Introduction to Data Science and Systems (M) COMPSCI5089
- Academic Session: 2019-20
- School: School of Computing Science
- Credits: 15
- Level: Level 5 (SCQF level 11)
- Typically Offered: Semester 1
- Available to Visiting Students: No
- Available to Erasmus Students: No
To give students a grounding in foundational elements of data science theory and systems, including Data transformations, Database Systems, and practical data processing pipelines.
Weeks 7-11 of Semester 1 (five weeks)
Four hours of lectures and one two-hour tutorial per week.
Requirements of Entry
Data Fundamentals (H)
Programming and Systems Development (H)
Exam in December, worth 50%
Practical assessed exercises, worth 50%
Main Assessment In: December
Are reassessment opportunities available for all summative assessments? No
The coursework cannot be redone because the feedback provided to the students after the original coursework would give any students redoing the coursework an unfair advantage.

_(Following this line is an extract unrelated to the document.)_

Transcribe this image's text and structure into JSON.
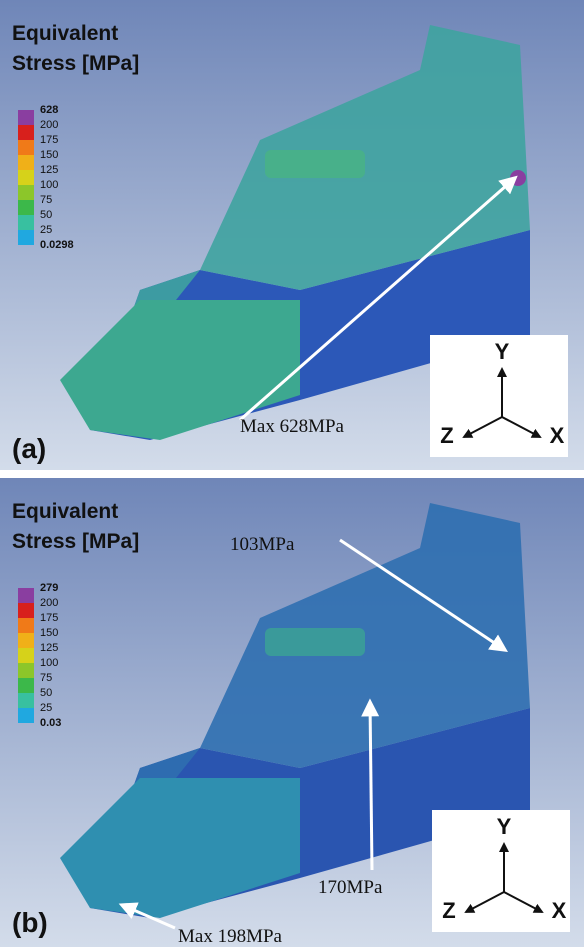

This course will give students a grounding in foundational elements of data science theory and systems, including:
1. Data transformation fundamentals: working with array data, implementation of linear algebra, visualisation, probabilistic concepts.
2. Database Systems Fundamentals: To introduce students to physical DB design (storage, indexing), fundamental query processing algorithms based on file organization, basic indexing methods, practical query optimization, and transactional semantics.
3. Practical data processing pipelines: Give students experience of data cleaning and integration with modern tools (e.g. pandas, numpy, scikit-learn). This includes handling incomplete and noisy data from diverse sources. Representing diverse types of data (including text), creating vector representations of data, measuring item similarity, clustering and linking data objects, and then visualising the results using modern algorithms.
Intended Learning Outcomes of Course
By the end of this course students will be able to:
1. formulate problems in tensor form and fluently manipulate tensors;
2. efficiently run vectorized code;
3. apply matrix decomposition to practical problems;
4. be able to vectorise data, and measure distances between items (including text data)
5. formulate and understand problems with stochastic elements;
6. discuss the impact of storage and indexing decisions on database performance
7. explain the impact of optimisation choices on query processing performance
8. create effective, clear, and precise visualisations of scientific data;
9. demonstrate proficiency in the application of common tools in a pipeline to process, filter, integrate, analyse, summarise and visualise data.
Minimum Requirement for Award of Credits
Students must submit at least 75% by weight of the components (including examinations) of the course's summative assessment.